Count Mirabeau has behaved in an affectionate manner to me, though we have not met. The Abbé M—— seems brim-full of rancor at times which both injure and neglect him; but he would only open to Lord W——. He seems to me likely to take nothing to heart in future but his private affairs.

Nobody dreams here of a Spanish war, which I think can only happen from a rude mode of making peace. … I saw the King walking in the Thuilleries this morning in the rain. He is still bulky, but looks broken like Lord Effingham. They have an opinion here of Mr. Fox's coming over, but I should be mortified to find Miss Fox had left me to learn the secret here. Yet one cannot but regret that there is one sufferer more, and still more when he appears to have the right of complaining.

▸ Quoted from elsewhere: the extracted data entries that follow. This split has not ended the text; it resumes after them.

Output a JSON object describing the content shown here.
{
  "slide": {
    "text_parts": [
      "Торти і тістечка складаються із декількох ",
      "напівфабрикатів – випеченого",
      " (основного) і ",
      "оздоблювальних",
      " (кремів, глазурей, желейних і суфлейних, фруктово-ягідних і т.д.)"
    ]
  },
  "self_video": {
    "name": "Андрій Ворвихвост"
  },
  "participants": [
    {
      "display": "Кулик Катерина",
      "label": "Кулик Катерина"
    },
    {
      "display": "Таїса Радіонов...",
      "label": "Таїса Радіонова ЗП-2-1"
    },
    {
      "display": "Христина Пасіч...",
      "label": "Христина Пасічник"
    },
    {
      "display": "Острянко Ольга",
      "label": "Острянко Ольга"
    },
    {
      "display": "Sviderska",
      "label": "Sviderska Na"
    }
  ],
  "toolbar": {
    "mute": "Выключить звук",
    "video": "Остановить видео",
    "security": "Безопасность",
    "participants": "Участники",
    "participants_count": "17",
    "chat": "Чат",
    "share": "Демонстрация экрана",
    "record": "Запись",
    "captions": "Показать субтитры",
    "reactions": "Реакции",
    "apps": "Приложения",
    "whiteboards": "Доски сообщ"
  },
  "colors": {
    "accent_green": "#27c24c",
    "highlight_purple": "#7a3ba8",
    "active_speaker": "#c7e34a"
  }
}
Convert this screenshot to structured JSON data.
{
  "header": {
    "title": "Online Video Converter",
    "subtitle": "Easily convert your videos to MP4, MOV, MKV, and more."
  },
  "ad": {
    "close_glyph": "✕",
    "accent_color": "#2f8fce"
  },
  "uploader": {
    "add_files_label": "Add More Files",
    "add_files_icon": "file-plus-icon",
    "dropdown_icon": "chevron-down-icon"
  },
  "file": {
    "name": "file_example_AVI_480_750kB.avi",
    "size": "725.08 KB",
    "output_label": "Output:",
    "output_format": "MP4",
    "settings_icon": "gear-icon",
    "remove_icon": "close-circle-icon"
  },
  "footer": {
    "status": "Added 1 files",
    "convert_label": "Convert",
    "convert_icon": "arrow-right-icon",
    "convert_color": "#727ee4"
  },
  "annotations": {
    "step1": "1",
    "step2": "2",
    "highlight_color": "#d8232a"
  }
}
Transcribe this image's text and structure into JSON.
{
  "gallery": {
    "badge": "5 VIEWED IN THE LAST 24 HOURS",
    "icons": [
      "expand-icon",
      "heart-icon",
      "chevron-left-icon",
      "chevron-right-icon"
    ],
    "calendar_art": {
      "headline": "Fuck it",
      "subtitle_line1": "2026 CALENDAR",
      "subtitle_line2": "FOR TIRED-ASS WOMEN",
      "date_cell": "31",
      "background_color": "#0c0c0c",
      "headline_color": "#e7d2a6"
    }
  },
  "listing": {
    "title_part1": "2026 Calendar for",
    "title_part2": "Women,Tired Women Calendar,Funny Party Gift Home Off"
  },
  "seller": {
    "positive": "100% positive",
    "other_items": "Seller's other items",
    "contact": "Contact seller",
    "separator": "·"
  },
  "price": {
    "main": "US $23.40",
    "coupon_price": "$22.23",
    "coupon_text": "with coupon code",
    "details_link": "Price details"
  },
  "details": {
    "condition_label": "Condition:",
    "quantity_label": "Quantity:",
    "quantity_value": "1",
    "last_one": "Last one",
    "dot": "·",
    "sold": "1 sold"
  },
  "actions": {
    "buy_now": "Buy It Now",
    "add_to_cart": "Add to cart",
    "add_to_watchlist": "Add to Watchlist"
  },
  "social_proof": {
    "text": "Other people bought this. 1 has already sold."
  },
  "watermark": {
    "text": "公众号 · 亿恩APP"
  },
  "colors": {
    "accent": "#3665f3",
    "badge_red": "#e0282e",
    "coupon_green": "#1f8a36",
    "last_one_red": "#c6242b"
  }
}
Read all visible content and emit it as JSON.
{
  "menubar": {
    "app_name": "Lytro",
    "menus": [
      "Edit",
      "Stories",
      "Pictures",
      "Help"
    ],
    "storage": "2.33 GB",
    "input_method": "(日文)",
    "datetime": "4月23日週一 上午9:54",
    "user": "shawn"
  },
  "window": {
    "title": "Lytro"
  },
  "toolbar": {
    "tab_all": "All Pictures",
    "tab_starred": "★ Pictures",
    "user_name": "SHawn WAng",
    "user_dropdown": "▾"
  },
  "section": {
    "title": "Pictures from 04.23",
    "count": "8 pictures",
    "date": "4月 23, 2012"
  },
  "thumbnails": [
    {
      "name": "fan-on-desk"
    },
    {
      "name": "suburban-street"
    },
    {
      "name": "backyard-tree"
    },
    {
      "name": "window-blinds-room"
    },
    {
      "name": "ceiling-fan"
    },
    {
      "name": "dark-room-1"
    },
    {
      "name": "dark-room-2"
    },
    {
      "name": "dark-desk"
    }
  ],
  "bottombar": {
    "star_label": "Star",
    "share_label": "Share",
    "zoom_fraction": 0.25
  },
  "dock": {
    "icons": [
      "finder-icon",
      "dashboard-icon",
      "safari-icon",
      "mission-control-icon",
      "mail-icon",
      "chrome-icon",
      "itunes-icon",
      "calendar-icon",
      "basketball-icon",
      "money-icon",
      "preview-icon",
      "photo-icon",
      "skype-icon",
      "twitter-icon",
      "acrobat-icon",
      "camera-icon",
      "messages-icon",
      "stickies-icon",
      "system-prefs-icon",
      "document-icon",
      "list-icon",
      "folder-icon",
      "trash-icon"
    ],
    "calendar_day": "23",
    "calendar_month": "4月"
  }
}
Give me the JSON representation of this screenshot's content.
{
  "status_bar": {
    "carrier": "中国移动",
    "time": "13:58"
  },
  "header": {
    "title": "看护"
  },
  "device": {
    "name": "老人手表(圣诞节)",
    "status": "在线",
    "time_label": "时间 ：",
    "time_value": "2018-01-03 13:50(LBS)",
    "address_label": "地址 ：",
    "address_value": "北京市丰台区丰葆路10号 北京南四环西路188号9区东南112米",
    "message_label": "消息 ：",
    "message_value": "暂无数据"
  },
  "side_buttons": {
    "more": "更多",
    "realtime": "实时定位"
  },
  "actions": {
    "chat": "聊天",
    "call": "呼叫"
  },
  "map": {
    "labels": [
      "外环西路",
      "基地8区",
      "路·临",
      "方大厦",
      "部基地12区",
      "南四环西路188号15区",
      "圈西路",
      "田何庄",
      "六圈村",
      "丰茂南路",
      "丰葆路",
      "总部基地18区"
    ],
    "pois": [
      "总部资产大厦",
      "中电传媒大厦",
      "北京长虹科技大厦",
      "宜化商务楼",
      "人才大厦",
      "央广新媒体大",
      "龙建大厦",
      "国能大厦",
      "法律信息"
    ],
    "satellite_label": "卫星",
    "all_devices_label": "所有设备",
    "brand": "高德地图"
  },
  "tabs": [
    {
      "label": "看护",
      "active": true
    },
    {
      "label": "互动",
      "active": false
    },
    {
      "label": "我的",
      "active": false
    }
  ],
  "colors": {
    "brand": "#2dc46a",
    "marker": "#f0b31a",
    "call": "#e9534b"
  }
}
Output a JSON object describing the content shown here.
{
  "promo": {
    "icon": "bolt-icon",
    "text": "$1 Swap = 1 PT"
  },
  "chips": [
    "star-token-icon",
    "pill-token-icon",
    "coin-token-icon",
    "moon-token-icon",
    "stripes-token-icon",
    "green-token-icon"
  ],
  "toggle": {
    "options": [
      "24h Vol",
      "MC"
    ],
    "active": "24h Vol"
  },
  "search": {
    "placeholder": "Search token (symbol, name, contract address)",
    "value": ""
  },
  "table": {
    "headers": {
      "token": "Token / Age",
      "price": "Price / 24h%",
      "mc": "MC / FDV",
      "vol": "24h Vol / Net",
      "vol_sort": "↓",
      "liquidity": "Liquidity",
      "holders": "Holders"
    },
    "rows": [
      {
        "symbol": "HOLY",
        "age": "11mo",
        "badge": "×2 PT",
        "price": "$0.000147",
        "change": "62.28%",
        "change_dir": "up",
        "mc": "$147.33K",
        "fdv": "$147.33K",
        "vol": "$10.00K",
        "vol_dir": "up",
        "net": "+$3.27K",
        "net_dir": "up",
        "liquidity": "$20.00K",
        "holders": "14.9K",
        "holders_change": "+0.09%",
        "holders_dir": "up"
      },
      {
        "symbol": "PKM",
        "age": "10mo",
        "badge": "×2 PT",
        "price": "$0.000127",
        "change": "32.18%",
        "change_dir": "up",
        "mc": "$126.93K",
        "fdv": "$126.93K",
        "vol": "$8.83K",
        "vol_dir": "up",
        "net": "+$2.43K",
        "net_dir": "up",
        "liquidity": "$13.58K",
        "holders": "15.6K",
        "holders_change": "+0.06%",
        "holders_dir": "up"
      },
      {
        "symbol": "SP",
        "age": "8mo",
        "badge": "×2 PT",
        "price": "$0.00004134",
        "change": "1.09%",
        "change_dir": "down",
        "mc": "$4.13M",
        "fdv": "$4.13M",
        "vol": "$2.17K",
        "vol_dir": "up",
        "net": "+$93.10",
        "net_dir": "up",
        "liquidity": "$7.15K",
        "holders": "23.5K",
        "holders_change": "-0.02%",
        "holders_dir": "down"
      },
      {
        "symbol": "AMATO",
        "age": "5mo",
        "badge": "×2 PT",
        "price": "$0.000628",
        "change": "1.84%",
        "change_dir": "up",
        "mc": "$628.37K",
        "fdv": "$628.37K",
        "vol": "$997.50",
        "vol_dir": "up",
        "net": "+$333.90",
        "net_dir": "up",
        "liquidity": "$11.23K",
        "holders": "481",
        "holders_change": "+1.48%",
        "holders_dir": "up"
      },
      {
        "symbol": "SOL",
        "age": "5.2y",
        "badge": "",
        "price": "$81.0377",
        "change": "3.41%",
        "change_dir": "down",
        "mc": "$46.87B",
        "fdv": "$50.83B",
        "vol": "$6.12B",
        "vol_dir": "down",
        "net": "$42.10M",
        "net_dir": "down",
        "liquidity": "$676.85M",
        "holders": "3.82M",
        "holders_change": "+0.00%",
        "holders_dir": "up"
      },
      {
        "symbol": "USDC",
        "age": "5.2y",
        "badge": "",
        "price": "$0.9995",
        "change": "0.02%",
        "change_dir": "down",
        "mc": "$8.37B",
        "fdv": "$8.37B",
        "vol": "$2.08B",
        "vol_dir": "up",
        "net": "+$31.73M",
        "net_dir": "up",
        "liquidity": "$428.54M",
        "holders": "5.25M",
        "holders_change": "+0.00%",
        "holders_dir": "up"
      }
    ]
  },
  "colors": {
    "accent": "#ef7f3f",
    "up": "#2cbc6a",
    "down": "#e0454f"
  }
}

People do not know the precise road by which they are to get out of their finance difficulties, and the Caisse d'Éscompte paper is at more than 4 per cent discount. But this is a very dangerous symptom to trust to, for I will venture to say, if the present humor lasts, which is daily increasing, that a just war, or indeed any war assented to by the Assembly, will be fought by every man, woman, and child in France, who will consider it as their own war and France as their own private family. Carthage at its last gasp was not capable of more desperate acts, nor yet Jerusalem, if we are to judge by what appears.

The national guards everywhere swarm. There are 40 or 50,000 men already in Paris of the city and provinces. I do not say all of them look like officers, but they resemble these far more than they do privates.